NEW YORK/LONDON (Reuters) - Oil prices fell about 2 percent on Wednesday as glut worries resurfaced after a reported rise in U.S. crude inventories and as OPEC signalled a growing crude surplus next year unless production cuts by the world's top exporters are implemented.
Data from the American Petroleum Institute late on Tuesday showed U.S. crude inventories rose by 4.7 million barrels in the week to Dec. 9, compared with analysts' expectations for a 1.6-million-barrel decline.
"The crude supply surge was led by another whopping 3.2-million-barrel increase in Cushing, Oklahoma," said Phil Flynn, analyst at Chicago-based brokerage Price Futures Group.
"The builds in Cushing in recent weeks have kept supply in the U.S. from falling harder and this week broke the recent strings of decline."
Official inventory data from the U.S. Energy Information Administration will be released at 10:30 a.m. EST (1530 GMT).
Brent futures for February delivery were down 79 cents to $54.93 a barrel, a 1.4 percent loss, by 9:48 a.m. EST (1448 GMT). U.S. crude fell 99 cents to $51.99 per barrel, a 1.9 percent loss.
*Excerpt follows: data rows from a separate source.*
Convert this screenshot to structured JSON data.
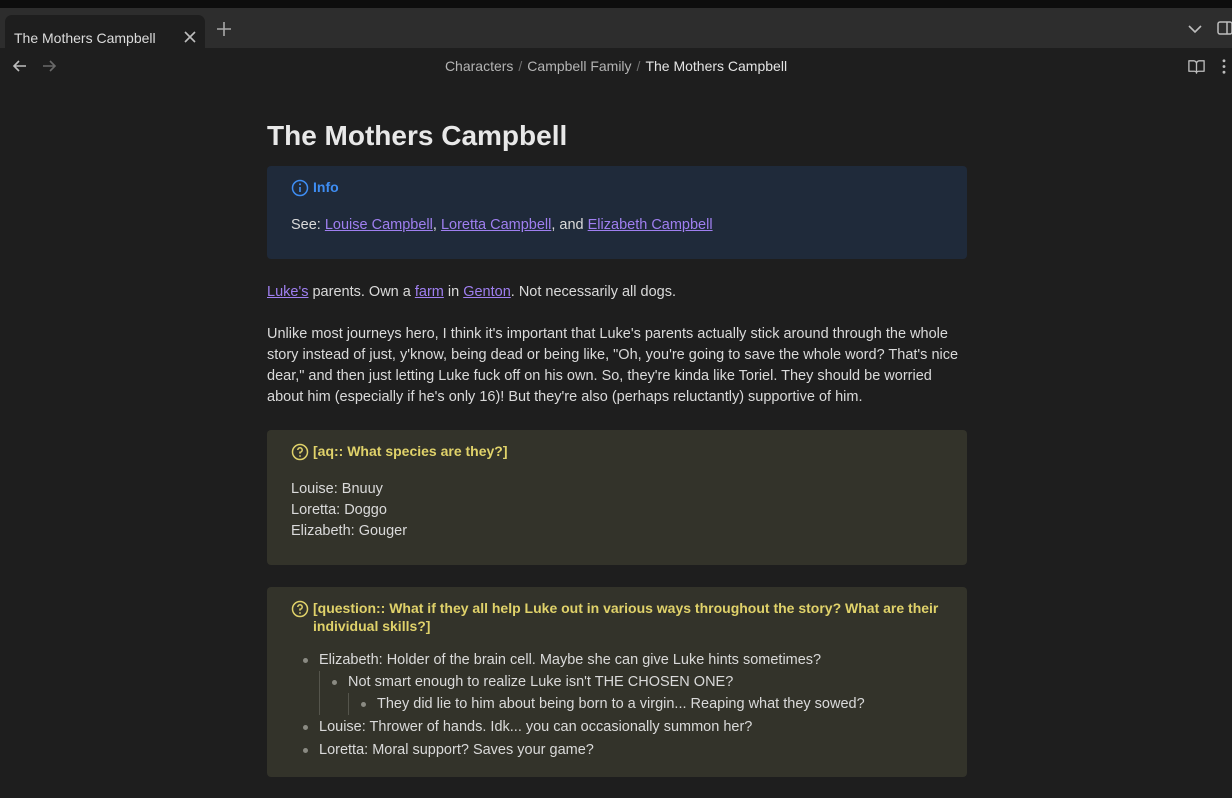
{
  "tab": {
    "title": "The Mothers Campbell"
  },
  "breadcrumb": {
    "items": [
      "Characters",
      "Campbell Family"
    ],
    "separator": "/",
    "current": "The Mothers Campbell"
  },
  "note": {
    "title": "The Mothers Campbell",
    "info_callout": {
      "label": "Info",
      "see": "See: ",
      "links": [
        "Louise Campbell",
        "Loretta Campbell",
        "Elizabeth Campbell"
      ],
      "sep1": ", ",
      "sep2": ", and "
    },
    "para1": {
      "link_luke": "Luke's",
      "t1": " parents. Own a ",
      "link_farm": "farm",
      "t2": " in ",
      "link_genton": "Genton",
      "t3": ". Not necessarily all dogs."
    },
    "para2": "Unlike most journeys hero, I think it's important that Luke's parents actually stick around through the whole story instead of just, y'know, being dead or being like, \"Oh, you're going to save the whole word? That's nice dear,\" and then just letting Luke fuck off on his own. So, they're kinda like Toriel. They should be worried about him (especially if he's only 16)! But they're also (perhaps reluctantly) supportive of him.",
    "aq_callout": {
      "title": "[aq:: What species are they?]",
      "lines": [
        "Louise: Bnuuy",
        "Loretta: Doggo",
        "Elizabeth: Gouger"
      ]
    },
    "question_callout": {
      "title": "[question:: What if they all help Luke out in various ways throughout the story? What are their individual skills?]",
      "items": [
        "Elizabeth: Holder of the brain cell. Maybe she can give Luke hints sometimes?",
        "Not smart enough to realize Luke isn't THE CHOSEN ONE?",
        "They did lie to him about being born to a virgin... Reaping what they sowed?",
        "Louise: Thrower of hands. Idk... you can occasionally summon her?",
        "Loretta: Moral support? Saves your game?"
      ]
    }
  },
  "colors": {
    "background": "#1e1e1e",
    "tabbar": "#2d2d2d",
    "link": "#9f7ff0",
    "info_accent": "#3e8df3",
    "question_accent": "#e0d26a"
  },
  "icons": [
    "close-icon",
    "plus-icon",
    "chevron-down-icon",
    "sidebar-toggle-icon",
    "arrow-left-icon",
    "arrow-right-icon",
    "book-open-icon",
    "more-vertical-icon",
    "info-icon",
    "help-circle-icon"
  ]
}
The Organization of the Petroleum Exporting Countries on Wednesday signalled a growing oil supply surplus next year unless members implement their deal to curb output from record levels and outside producers also deliver on cutback pledges made over the weekend.
In a monthly report, OPEC said that without cuts the 2017 overhang would reach 1.24 million bpd, about 300,000 bpd higher than the forecast in its previous report.
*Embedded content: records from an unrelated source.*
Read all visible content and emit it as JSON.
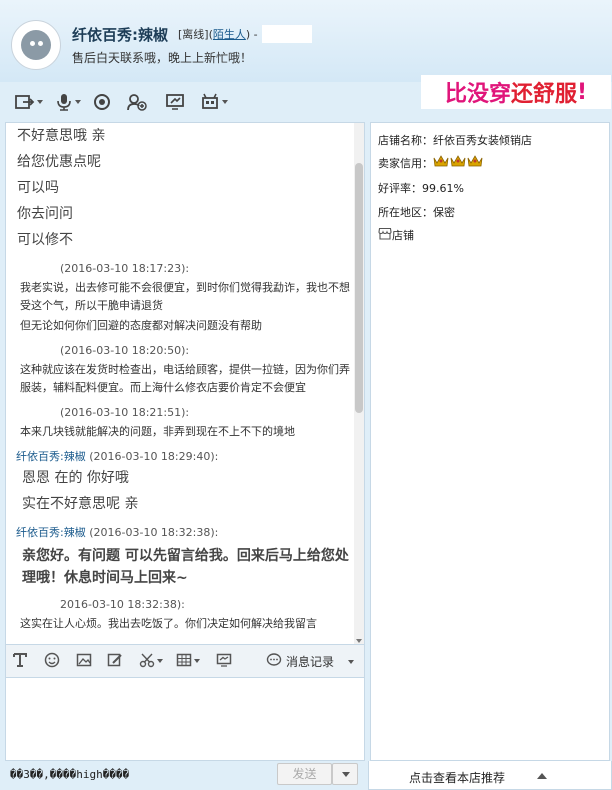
{
  "header": {
    "shop_name": "纤依百秀:辣椒",
    "status_prefix": "[离线](",
    "stranger_link": "陌生人",
    "status_suffix": ") -",
    "signature": "售后白天联系哦，晚上上新忙哦！"
  },
  "banner": {
    "part1": "比没穿",
    "part2": "还舒服",
    "part3": "!"
  },
  "toolbar": {
    "icons": [
      "transfer-file-icon",
      "voice-icon",
      "video-icon",
      "add-contact-icon",
      "remote-assist-icon",
      "application-icon"
    ]
  },
  "chat": {
    "intro_lines": [
      "不好意思哦  亲",
      "给您优惠点呢",
      "可以吗",
      "你去问问",
      "可以修不"
    ],
    "messages": [
      {
        "sender": "",
        "time": "(2016-03-10 18:17:23):",
        "lines": [
          "我老实说，出去修可能不会很便宜，到时你们觉得我勐诈，我也不想受这个气，所以干脆申请退货",
          "但无论如何你们回避的态度都对解决问题没有帮助"
        ]
      },
      {
        "sender": "",
        "time": "(2016-03-10 18:20:50):",
        "lines": [
          "这种就应该在发货时检查出，电话给顾客，提供一拉链，因为你们弄服装，辅料配料便宜。而上海什么修衣店要价肯定不会便宜"
        ]
      },
      {
        "sender": "",
        "time": "(2016-03-10 18:21:51):",
        "lines": [
          "本来几块钱就能解决的问题，非弄到现在不上不下的境地"
        ]
      },
      {
        "sender": "纤依百秀:辣椒",
        "time": "(2016-03-10 18:29:40):",
        "big_lines": [
          "恩恩  在的  你好哦",
          "实在不好意思呢    亲"
        ]
      },
      {
        "sender": "纤依百秀:辣椒",
        "time": "(2016-03-10 18:32:38):",
        "bold_text": "亲您好。有问题 可以先留言给我。回来后马上给您处理哦！休息时间马上回来~"
      },
      {
        "sender": "",
        "time": "2016-03-10 18:32:38):",
        "lines": [
          "这实在让人心烦。我出去吃饭了。你们决定如何解决给我留言"
        ]
      }
    ]
  },
  "input_toolbar": {
    "icons": [
      "font-icon",
      "emoji-icon",
      "image-icon",
      "edit-icon",
      "screenshot-icon",
      "table-icon",
      "screen-share-icon"
    ],
    "history_label": "消息记录"
  },
  "footer": {
    "garbled_text": "��3��,����high����",
    "send_label": "发送"
  },
  "shop_info": {
    "name_label": "店铺名称：",
    "name_value": "纤依百秀女装倾销店",
    "credit_label": "卖家信用：",
    "crown_count": 3,
    "rating_label": "好评率：",
    "rating_value": "99.61%",
    "region_label": "所在地区：",
    "region_value": "保密",
    "shop_link": "店铺",
    "recommend_label": "点击查看本店推荐"
  },
  "colors": {
    "accent": "#1a5a8c",
    "banner_pink": "#e0157a",
    "banner_red": "#e02032",
    "crown": "#d9a400"
  }
}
OPEC pumped 33.87 million bpd last month, according to figures OPEC collects from secondary sources, up 150,000 bpd from October.
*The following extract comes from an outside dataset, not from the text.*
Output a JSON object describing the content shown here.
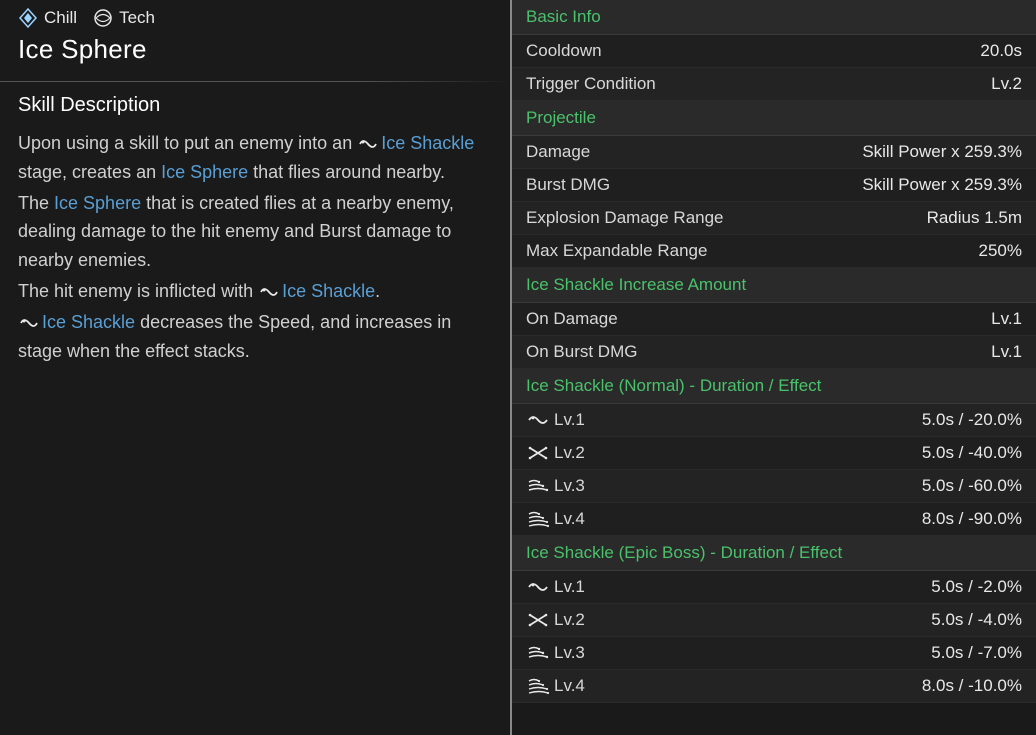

Saudi Energy Minister Khalid al-Falih said it would take some time for the market to recover after the deal between OPEC and rival producers to limit supplies.
"We expect the impact ... in terms of fundamentals to take several months to be reflected on the market," Falih told reporters.
OPEC and 11 producing countries from outside the group agreed to cut almost 1.8 million bpd of production in an effort to end two years of oversupply and cheap oil.
The International Energy Agency said global oil supply rose to a record 98.2 million bpd in November, with OPEC production offsetting declines elsewhere.
This stands against expectations of 96.95 million bpd of global oil demand for the fourth quarter of 2016.
Still, the IEA said that due to increased demand oil markets could show a shortfall of 600,000 bpd early next year if producers stick to their reduction plans.
Markets also focused on an anticipated U.S. interest rate hike that would likely boost the dollar, making greenback-traded fuel imports more expensive for countries using other currencies.
"The market is demanding a rate rise and the Fed better deliver it today, for if it doesn’t the bank’s credibly will be severely damaged," said Fawad Razaqzada, market analyst for forex.com.